Un autre point à l’ordre du jour de ce Conseil européen est pour nous fondamental et concerne l’âme même du projet européen. Je veux parler de l’Europe sociale. Je veux parler de l’Europe de l’éducation. Je veux parler, bien sûr, de l’Europe de la culture. Ces trois sujets sont vitaux pour l’Union européenne, car ils sont l’émanation des valeurs d’humanisme, de solidarité et de savoir, qui sont l’ADN de notre civilisation commune.

Malraux résumait l’humanisme par ces quelques mots : « Vouloir retrouver l’homme partout où nous avons trouvé ce qui l’écrase ». Nous pensons que l’Union européenne peut et doit contribuer à ce projet millénaire d’émancipation. Nous pensons que l’Union européenne peut et doit redevenir cette promesse d’humanité qui attirait les peuples et rassurait ses citoyens. Nous pensons enfin que l’Union européenne peut et doit être en première ligne des combats contemporains contre l’ignorance, contre l’intolérance, contre l’exploitation, contre le populisme et contre la haine de l’autre.

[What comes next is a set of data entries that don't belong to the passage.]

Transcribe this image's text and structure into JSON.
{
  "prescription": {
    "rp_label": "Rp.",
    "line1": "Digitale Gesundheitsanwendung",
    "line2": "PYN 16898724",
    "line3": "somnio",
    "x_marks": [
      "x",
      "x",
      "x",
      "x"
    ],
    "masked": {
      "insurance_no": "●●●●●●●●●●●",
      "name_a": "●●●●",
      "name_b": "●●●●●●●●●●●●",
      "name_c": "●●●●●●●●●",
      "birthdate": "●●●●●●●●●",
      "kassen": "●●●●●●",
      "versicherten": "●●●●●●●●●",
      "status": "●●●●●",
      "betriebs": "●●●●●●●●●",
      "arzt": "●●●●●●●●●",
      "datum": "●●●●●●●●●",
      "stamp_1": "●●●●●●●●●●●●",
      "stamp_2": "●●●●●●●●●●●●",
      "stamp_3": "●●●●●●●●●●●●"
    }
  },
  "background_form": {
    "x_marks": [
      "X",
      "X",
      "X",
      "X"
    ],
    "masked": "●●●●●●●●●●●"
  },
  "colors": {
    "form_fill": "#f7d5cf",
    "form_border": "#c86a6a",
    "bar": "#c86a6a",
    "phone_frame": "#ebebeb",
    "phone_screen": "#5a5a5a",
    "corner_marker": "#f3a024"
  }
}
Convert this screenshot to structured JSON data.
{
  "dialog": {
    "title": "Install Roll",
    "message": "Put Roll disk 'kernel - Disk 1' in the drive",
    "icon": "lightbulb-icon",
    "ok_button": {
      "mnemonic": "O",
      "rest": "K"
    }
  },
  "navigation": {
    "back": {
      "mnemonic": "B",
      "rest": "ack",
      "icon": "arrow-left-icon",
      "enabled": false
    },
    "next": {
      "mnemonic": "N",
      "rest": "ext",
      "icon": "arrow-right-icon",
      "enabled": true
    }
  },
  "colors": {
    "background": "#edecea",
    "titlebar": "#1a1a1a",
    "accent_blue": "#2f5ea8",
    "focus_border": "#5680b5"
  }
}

Le président de la Commission européenne, Jean-Claude Juncker, a compris que cet enjeu était vital pour le projet européen. Il a compris que la vision technocratique et mercantile du « grand marché unique » ne suffirait plus à fédérer les Européens.

Nous saluons ainsi son projet de « socle de droits sociaux ». Nous saluons les projets d’extension d’Erasmus aux apprentis et aux jeunes artistes. Nous saluons la volonté d’avancer dans le sens d’universités européennes plus intégrées et la reconnaissance commune des diplômes. Bologne et Montpellier, la Sorbonne et l’université Humboldt, la Sapienza de Rome et l’université d’Amsterdam : nos universités ont fait l’Europe avant tout le monde ; l’Europe a toujours été une évidence pour elles, dès le Moyen Âge. Il est normal qu’une fois encore elles nous montrent la voie vers le dialogue de nos cultures et l’amitié de notre jeunesse.

Ces projets concrets donnent du sens à la citoyenneté européenne et contribuent à rapprocher les Européens. Nous devrons cependant veiller à ce qu’ils soient plus que des annonces ou des mesures techniques. Ils devront préfigurer un véritable changement de cap de la construction européenne vers une Europe plus juste, plus solidaire et plus ouverte.